Period of Satellite's Orbital Motion Around Earth

[Asla]

Homework Statement

An artificial satellite is traveling in a circular orbit around the earth.The radius of the orbit from the Earth's center is r.Assume that the Earth is a uniform sphere of radius R.The magnitude of acceleration due to gravity at the surface is g.What is the period of the satellites orbital motion?
a)2pi r/sqrt(gR)
b)2pi R/sqrt(gr)
c)2pi r/R sqrt(r/g)
d)2pi R/r sqrt(R/g)

I am thinking that the problem is somehow related to uniform circular motion but I hit my first problem while trying to get the centripetal acceleration that is acting on the satellite because the give gravitational force is supposed to be on the surface of the earth.

 

[pbuk]

I hit my first problem while trying to get the centripetal acceleration that is acting on the satellite because the give gravitational force is supposed to be on the surface of the
earth.

How does the force of gravity change with distance?

So if the force of gravity on the surface of the earth, i.e. at distance R from the centre of the Earth is g, what is the force of gravity at distance r?

 

[Asla]

Yap I think that is the approach.Gravity acting on the satellite is R^2/r^2 (g) through which you get to (c) as the answer

 

[pbuk]

That's it

 

[paranormal]

I would like to clarify that the period of a satellite's orbital motion around Earth is determined by the relationship between its orbital radius and the gravitational force acting on it. The correct answer to the given problem is option b) 2pi R/sqrt(gr).
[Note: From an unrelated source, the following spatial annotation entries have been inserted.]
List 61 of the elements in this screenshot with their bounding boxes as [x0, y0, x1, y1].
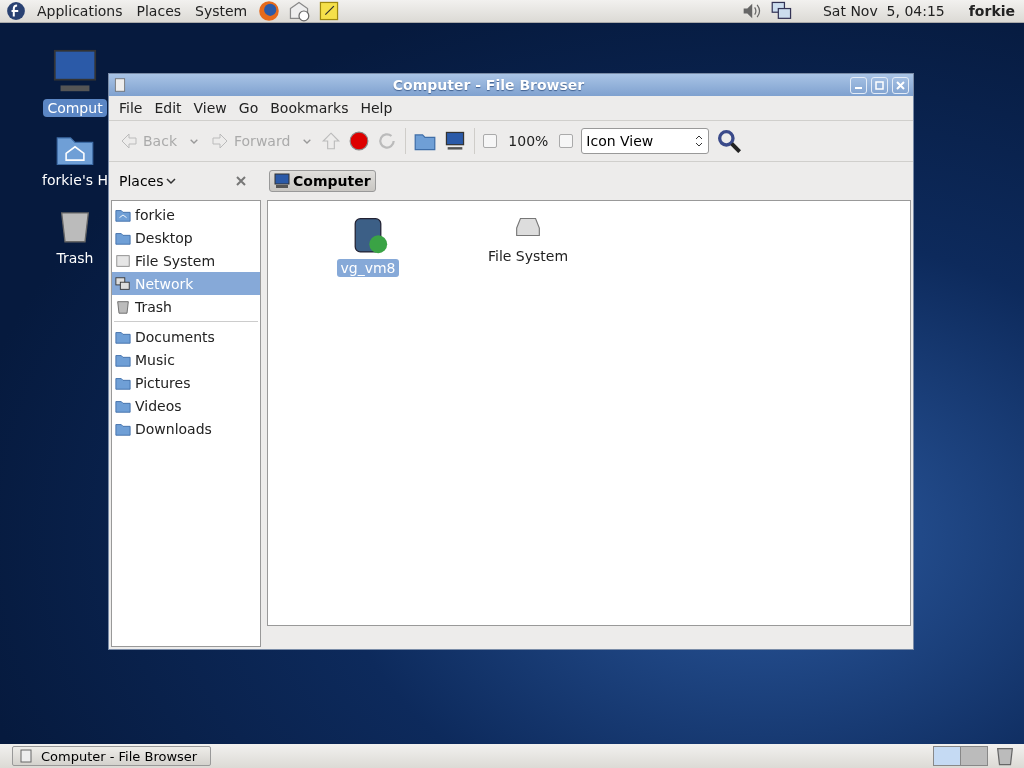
- menu-item[interactable]: File: [115, 99, 147, 117]
- maximize-button[interactable]: [871, 76, 888, 94]
- workspace-switcher[interactable]: [960, 746, 988, 766]
- sidebar-item[interactable]: Desktop: [112, 226, 260, 249]
- sidebar-item[interactable]: Music: [112, 348, 260, 371]
- notepad-icon[interactable]: [318, 0, 341, 22]
- sidebar-item[interactable]: Trash: [112, 295, 260, 318]
- search-icon[interactable]: [717, 129, 742, 153]
- fedora-logo-icon: [6, 1, 26, 21]
- menu-item[interactable]: Go: [234, 99, 263, 117]
- stop-icon[interactable]: [349, 131, 370, 151]
- window-icon: [19, 749, 33, 763]
- right-arrow-icon: [211, 132, 229, 150]
- minimize-button[interactable]: [850, 76, 867, 94]
- zoom-in-button[interactable]: [559, 134, 574, 148]
- close-icon[interactable]: [235, 175, 247, 187]
- sidebar-item[interactable]: forkie: [112, 203, 260, 226]
- menu-item[interactable]: View: [189, 99, 231, 117]
- window-menu-icon[interactable]: [113, 78, 127, 92]
- sidebar-item[interactable]: Videos: [112, 394, 260, 417]
- panel-menu[interactable]: System: [192, 3, 251, 19]
- trash-icon: [115, 298, 131, 315]
- maximize-icon: [875, 80, 884, 90]
- menu-item[interactable]: Help: [356, 99, 397, 117]
- desktop-icon-label[interactable]: Comput: [43, 99, 107, 117]
- reload-icon[interactable]: [377, 131, 398, 151]
- places-dropdown[interactable]: Places: [119, 173, 176, 189]
- up-down-caret-icon: [694, 134, 705, 148]
- network-icon: [115, 275, 131, 292]
- sidebar-item[interactable]: Pictures: [112, 371, 260, 394]
- computer-icon[interactable]: [444, 130, 467, 152]
- taskbar-button[interactable]: Computer - File Browser: [12, 746, 211, 766]
- panel-menu[interactable]: Places: [133, 3, 185, 19]
- left-arrow-icon: [120, 132, 138, 150]
- computer-icon: [274, 173, 290, 189]
- sidebar-item[interactable]: Downloads: [112, 417, 260, 440]
- globe-icon[interactable]: [258, 0, 281, 22]
- window-title: Computer - File Browser: [391, 77, 586, 93]
- close-icon: [896, 80, 905, 90]
- clock[interactable]: Sat Nov 5, 04:15: [820, 3, 948, 19]
- zoom-out-button[interactable]: [483, 134, 498, 148]
- desktop-icon-label[interactable]: Trash: [52, 249, 98, 267]
- location-button[interactable]: Computer: [269, 170, 376, 192]
- trash-icon[interactable]: [994, 745, 1016, 767]
- zoom-level: 100%: [507, 133, 550, 149]
- close-button[interactable]: [892, 76, 909, 94]
- menu-item[interactable]: Edit: [150, 99, 186, 117]
- up-arrow-icon[interactable]: [321, 131, 342, 151]
- view-selector[interactable]: Icon View: [581, 128, 710, 154]
- panel-menu[interactable]: Applications: [34, 3, 126, 19]
- workspace-switcher[interactable]: [933, 746, 961, 766]
- menu-item[interactable]: Bookmarks: [266, 99, 353, 117]
- minimize-icon: [855, 87, 862, 89]
- sidebar-item[interactable]: Documents: [112, 325, 260, 348]
- network-icon[interactable]: [770, 0, 794, 22]
- drive-icon: [115, 252, 131, 269]
- caret-down-icon: [165, 176, 176, 186]
- sidebar-item[interactable]: File System: [112, 249, 260, 272]
- desktop-icon-label[interactable]: forkie's H: [38, 171, 112, 189]
- user-name[interactable]: forkie: [965, 3, 1018, 19]
- file-label[interactable]: File System: [484, 247, 572, 265]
To understand this, we need to use the formula for centripetal acceleration, which is given by a = v^2/r, where v is the orbital velocity and r is the radius of the orbit. In this case, the gravitational force acting on the satellite is providing the centripetal force needed to maintain the circular motion, and can be expressed as F = GmM/r^2, where G is the universal gravitational constant, m is the mass of the satellite, and M is the mass of Earth.
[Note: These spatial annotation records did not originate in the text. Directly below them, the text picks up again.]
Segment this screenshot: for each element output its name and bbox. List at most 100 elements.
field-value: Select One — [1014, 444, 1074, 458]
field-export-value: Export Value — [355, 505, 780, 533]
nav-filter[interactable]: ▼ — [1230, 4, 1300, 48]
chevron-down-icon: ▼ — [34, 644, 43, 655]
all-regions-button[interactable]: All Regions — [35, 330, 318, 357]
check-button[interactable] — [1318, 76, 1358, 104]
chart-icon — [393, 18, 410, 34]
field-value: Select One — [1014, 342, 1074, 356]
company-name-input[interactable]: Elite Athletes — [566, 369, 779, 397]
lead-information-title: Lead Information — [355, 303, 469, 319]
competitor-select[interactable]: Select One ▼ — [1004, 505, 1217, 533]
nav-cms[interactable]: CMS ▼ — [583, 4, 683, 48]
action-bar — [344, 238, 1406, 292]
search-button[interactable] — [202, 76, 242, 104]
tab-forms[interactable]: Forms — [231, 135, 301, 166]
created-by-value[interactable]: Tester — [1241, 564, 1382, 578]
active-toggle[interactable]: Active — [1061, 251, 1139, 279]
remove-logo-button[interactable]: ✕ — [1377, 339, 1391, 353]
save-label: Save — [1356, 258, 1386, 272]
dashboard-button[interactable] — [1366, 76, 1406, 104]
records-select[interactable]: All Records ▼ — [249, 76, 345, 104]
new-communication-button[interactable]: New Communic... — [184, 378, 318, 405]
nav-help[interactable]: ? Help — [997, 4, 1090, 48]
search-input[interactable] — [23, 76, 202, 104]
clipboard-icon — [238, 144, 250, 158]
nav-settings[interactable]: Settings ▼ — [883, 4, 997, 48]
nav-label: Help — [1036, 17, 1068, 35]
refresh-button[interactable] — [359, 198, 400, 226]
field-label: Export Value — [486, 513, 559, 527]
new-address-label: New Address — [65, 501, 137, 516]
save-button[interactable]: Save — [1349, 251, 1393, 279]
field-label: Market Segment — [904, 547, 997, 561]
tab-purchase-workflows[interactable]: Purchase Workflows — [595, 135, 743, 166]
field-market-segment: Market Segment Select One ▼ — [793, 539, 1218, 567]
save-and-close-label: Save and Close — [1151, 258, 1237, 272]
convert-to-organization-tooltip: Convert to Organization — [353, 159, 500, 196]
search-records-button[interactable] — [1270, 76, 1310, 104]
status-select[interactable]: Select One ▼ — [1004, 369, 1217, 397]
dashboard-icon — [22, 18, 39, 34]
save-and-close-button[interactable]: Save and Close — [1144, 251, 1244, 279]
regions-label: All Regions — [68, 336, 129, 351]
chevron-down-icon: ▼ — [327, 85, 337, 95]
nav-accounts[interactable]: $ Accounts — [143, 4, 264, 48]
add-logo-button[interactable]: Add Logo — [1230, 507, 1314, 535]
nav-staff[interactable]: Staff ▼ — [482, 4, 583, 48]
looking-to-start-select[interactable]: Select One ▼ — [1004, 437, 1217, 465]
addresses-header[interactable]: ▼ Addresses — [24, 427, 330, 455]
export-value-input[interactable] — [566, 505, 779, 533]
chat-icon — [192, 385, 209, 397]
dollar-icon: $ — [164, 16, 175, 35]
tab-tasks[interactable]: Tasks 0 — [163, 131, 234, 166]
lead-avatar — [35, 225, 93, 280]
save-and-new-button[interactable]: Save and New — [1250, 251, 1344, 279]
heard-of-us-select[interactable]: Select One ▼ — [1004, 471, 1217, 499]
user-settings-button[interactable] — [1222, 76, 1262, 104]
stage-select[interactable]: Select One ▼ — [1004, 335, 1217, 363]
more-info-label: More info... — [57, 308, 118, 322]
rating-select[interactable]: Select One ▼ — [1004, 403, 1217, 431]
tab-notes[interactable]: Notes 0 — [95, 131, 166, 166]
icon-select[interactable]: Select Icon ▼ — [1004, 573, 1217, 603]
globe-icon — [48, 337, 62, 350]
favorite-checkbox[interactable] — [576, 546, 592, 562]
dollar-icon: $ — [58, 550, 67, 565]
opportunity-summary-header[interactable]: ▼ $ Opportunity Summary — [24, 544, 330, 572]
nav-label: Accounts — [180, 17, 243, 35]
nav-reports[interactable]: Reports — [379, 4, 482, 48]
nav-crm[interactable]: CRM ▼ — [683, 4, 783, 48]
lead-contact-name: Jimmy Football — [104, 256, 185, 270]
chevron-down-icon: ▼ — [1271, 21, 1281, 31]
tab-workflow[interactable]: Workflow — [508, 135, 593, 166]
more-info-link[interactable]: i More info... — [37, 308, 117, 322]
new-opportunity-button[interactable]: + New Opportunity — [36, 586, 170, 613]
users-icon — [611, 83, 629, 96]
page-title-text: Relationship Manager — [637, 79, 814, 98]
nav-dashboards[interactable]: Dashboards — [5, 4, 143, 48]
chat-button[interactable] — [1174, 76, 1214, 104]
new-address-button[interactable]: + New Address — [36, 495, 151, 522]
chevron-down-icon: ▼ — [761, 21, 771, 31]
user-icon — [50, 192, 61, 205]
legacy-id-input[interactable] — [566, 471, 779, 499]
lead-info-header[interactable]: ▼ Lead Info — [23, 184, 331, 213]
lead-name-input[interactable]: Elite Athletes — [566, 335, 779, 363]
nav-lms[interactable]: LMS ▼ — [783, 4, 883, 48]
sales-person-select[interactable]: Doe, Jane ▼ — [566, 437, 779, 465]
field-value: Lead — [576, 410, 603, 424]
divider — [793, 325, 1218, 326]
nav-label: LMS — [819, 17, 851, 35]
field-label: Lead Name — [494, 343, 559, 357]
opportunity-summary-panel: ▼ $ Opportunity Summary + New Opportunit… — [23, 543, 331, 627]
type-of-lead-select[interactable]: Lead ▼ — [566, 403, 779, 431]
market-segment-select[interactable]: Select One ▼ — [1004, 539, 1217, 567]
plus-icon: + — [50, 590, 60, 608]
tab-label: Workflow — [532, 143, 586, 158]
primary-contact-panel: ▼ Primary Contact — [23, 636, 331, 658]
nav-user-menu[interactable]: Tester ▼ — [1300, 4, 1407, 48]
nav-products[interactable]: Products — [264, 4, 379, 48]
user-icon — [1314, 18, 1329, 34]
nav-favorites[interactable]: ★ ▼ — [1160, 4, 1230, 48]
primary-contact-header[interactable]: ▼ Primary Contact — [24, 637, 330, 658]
Equating these two equations, we get v^2/r = GmM/r^2, which can be rearranged to get v = sqrt(GM/r). Now, we know that the period of a circular motion is given by T = 2pi r/v. Substituting v in this equation, we get T = 2pi r/sqrt(GM/r). Since we are dealing with Earth's gravitational force, we can replace M with the mass of Earth, which is given by ME = (4/3)pi R^3p, where R is the radius of Earth and p is the density. Substituting this in the equation for T, we get T = 2pi r/sqrt(G(4/3)pi R^3p/r). Simplifying this further, we get T = 2pi R/sqrt(gr), which is the correct answer.

In conclusion, the period of a satellite's orbital motion around Earth is determined by the relationship between its orbital radius and the gravitational force acting on it, and can be calculated using the formula T = 2pi R/sqrt(gr).